Rush should know that they're doing dynamic scoring now, but unfortunately it doesn't show that tax cuts would increase revenue. Both the Congressional Budget Office and the Joint Committee on Taxation have done macroeconomic analyses of the proposed tax cut, and not one of the many economic models they use shows that the tax cut would result in increased revenues. All show some positive macroeconomic feedback, but all conclude that the tax cut loses revenue over time.

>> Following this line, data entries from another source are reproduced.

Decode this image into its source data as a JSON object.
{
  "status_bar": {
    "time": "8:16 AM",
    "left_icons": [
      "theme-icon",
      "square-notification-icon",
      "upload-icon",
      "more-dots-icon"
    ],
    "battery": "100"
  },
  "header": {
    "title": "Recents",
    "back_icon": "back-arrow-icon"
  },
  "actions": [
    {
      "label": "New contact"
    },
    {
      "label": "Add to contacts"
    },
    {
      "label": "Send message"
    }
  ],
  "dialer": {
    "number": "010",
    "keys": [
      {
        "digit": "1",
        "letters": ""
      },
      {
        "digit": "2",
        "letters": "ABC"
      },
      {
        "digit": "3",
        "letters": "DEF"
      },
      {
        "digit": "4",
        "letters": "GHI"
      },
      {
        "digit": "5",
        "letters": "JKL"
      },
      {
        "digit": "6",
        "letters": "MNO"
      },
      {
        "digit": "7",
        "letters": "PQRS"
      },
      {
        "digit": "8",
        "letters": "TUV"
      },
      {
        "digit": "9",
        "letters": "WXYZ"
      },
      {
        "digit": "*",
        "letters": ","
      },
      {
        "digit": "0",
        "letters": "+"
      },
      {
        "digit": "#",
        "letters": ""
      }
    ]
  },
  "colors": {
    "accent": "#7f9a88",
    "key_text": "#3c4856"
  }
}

If you dig through Cato's website you will find a piece from the mid- to late-1980s by William Niskanen and Stephen Moore (no less!) that acknowledges that the 1981 tax cut did not increase revenues to the federal government. Also, check out Bruce Bartlett's archive on townhall.com for his December 31, 2002 column on the same mythology.

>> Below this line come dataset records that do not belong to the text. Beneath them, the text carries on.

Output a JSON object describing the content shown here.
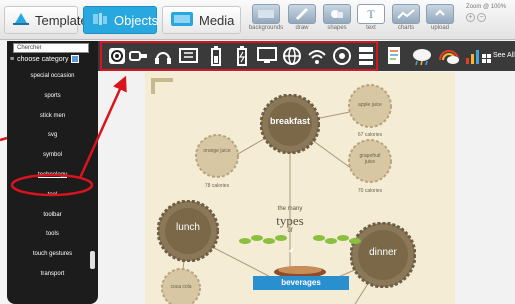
{
  "toolbar": {
    "tabs": [
      {
        "label": "Templates",
        "active": false
      },
      {
        "label": "Objects",
        "active": true
      },
      {
        "label": "Media",
        "active": false
      }
    ],
    "tools": [
      {
        "label": "backgrounds",
        "icon": "backgrounds-icon"
      },
      {
        "label": "draw",
        "icon": "pencil-icon"
      },
      {
        "label": "shapes",
        "icon": "shapes-icon"
      },
      {
        "label": "text",
        "icon": "text-icon"
      },
      {
        "label": "charts",
        "icon": "chart-icon"
      },
      {
        "label": "upload",
        "icon": "upload-icon"
      }
    ],
    "zoom": "Zoom @ 100%"
  },
  "sidebar": {
    "search_value": "Chercher",
    "choose_label": "choose category",
    "categories": [
      "special occasion",
      "sports",
      "stick men",
      "svg",
      "symbol",
      "technology",
      "tool",
      "toolbar",
      "tools",
      "touch gestures",
      "transport"
    ],
    "selected": "technology"
  },
  "icon_strip": {
    "icons": [
      "camera-icon",
      "usb-icon",
      "headphones-icon",
      "contact-card-icon",
      "battery-icon",
      "battery-charging-icon",
      "computer-monitor-icon",
      "globe-icon",
      "wifi-icon",
      "network-icon",
      "server-icon",
      "document-icon",
      "cloud-icon",
      "cloud-rainbow-icon",
      "wifi-signal-icon"
    ],
    "see_all": "See All"
  },
  "canvas": {
    "breakfast": "breakfast",
    "lunch": "lunch",
    "dinner": "dinner",
    "the_many": "the many",
    "types": "types",
    "of": "of",
    "beverages": "beverages",
    "apple_juice": "apple juice",
    "apple_cal": "67 calories",
    "orange_juice": "orange juice",
    "orange_cal": "78 calories",
    "grapefruit_juice": "grapefruit juice",
    "grapefruit_cal": "70 calories",
    "coca_cola": "coca cola"
  },
  "colors": {
    "accent": "#29a8e0",
    "annotation": "#d8141e",
    "panel": "#1c1c1c",
    "badge": "#8b7858"
  }
}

At least three Reagan economists wrote books on the Reagan economic program, and all denied that revenues to the Treasury increased due to the rate cuts. The point of the rate cuts was to stimulate economic growth, and the Reagan economists had predicted that the resulting economic growth would recoup a portion of what would be lost to the Treasury with lower rates. Lawrence Lindsey's study found the amount recouped to be fully two-thirds of the loss predicted by static analysis, so the actual reduction to the Treasury amounted to but a third of the amount predicted by static analysis. But a loss there was, which is why Reagan asked Congress for offsetting spending cuts. Only capital gains cuts resulted in an actual increase of revenue by the Treasury.